In a German manufacturing facility where regional pride was once defined by automotive precision, engineers are now applying their knowledge to robotic actuators and motion systems. A sizable portion of the supply chain for high-precision components is located in Europe. The same discipline that once produced engines and transmissions now permeates factories. The goal is to fill demographic gaps by having humanoid machines work alongside aging human workforces.
The demographic argument is strong. The population is aging quickly. Manufacturing, healthcare, and agriculture are all experiencing growing labor shortages. Humanoid robots could relieve that stress because they can navigate human-made environments. Global increases in defense spending are driving up demand for production automation.

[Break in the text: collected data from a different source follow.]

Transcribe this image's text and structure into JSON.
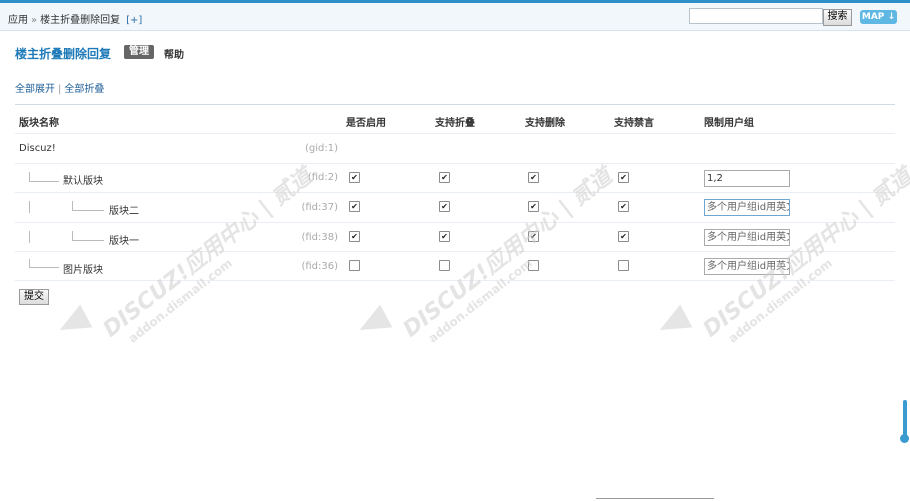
{
  "breadcrumb": {
    "root": "应用",
    "sep": "»",
    "current": "楼主折叠删除回复",
    "plus": "[+]"
  },
  "search": {
    "value": "",
    "button": "搜索"
  },
  "map_button": "MAP",
  "page": {
    "title": "楼主折叠删除回复",
    "tab_manage": "管理",
    "tab_help": "帮助"
  },
  "links": {
    "expand_all": "全部展开",
    "collapse_all": "全部折叠",
    "divider": "|"
  },
  "table": {
    "headers": [
      "版块名称",
      "是否启用",
      "支持折叠",
      "支持删除",
      "支持禁言",
      "限制用户组"
    ],
    "rows": [
      {
        "name": "Discuz!",
        "id": "(gid:1)",
        "level": "group"
      },
      {
        "name": "默认版块",
        "id": "(fid:2)",
        "enabled": true,
        "fold": true,
        "delete": true,
        "ban": true,
        "groups": "1,2"
      },
      {
        "name": "版块二",
        "id": "(fid:37)",
        "enabled": true,
        "fold": true,
        "delete": true,
        "ban": true,
        "groups": "",
        "placeholder": "多个用户组id用英文"
      },
      {
        "name": "版块一",
        "id": "(fid:38)",
        "enabled": true,
        "fold": true,
        "delete": true,
        "ban": true,
        "groups": "",
        "placeholder": "多个用户组id用英文"
      },
      {
        "name": "图片版块",
        "id": "(fid:36)",
        "enabled": false,
        "fold": false,
        "delete": false,
        "ban": false,
        "groups": "",
        "placeholder": "多个用户组id用英文"
      }
    ],
    "submit": "提交"
  },
  "watermark": {
    "brand": "DISCUZ!应用中心 | 贰道",
    "domain": "addon.dismall.com"
  }
}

However, according to the NBER survey, the majority of executives have not yet seen an increase in productivity. The moment is defined by this tension between structural necessity and immediate impact.
It’s possible that a portion of the issue is cultural rather than technical. When AI systems are implemented, previously concealed inefficiencies are frequently exposed. It is necessary to redesign processes. Data was cleaned. Redefining roles. The technology reveals the vulnerability of outdated workflows rather than just fitting them into place. If productivity increases occur, they might come after disruption rather than before.
The human element is another. Employees adjust differently. Some people use AI tools to analyze data more thoroughly or to draft reports more quickly. Others are hesitant because they are unsure of their dependability or job security. It’s still unclear if broad adoption will increase skill levels or covertly deskill segments of the workforce, causing value to shift upward and middle layers to disappear.
During lunch, workers outside a London office tower spill onto the sidewalk, some using AI chat tools to condense documents before afternoon meetings. The scene appears to be efficient and modern. Does it, however, produce quantifiable results? Or does it just make work feel different?
It’s difficult to ignore how heavily the AI narrative is predicated on expectations. For instance, humanoid robotics projections indicate that within ten years, the market will grow from a few billion dollars to tens or even hundreds of billions. The price of lithium-ion batteries has significantly decreased. Robots can now function in less structured environments thanks to developments in machine perception. Production costs are falling as the “brains, brawn, and batteries” all work together to improve.
However, increasing overall productivity and scaling a technology are not the same thing. Revenues from one can increase while those from the other stay the same.
CEOs seem to be overseeing two audiences simultaneously. They are experimenting, learning, and absorbing expenses on the inside. They are expressing confidence to the outside world by promising investors that they won’t be left behind by the AI revolution. It is rarely rewarding to admit uncertainty during a quarterly call.
Thus, the promise is still there—strong, reasonable, and even required in light of economic and demographic forces. In aging societies, the idea of having fewer workers and doing more work in less time is alluring.
Another question is whether and how quickly AI will produce that result at scale. The machines are getting better. Money has been committed. Executives are hopeful.As of right now, productivity figures are still catching up.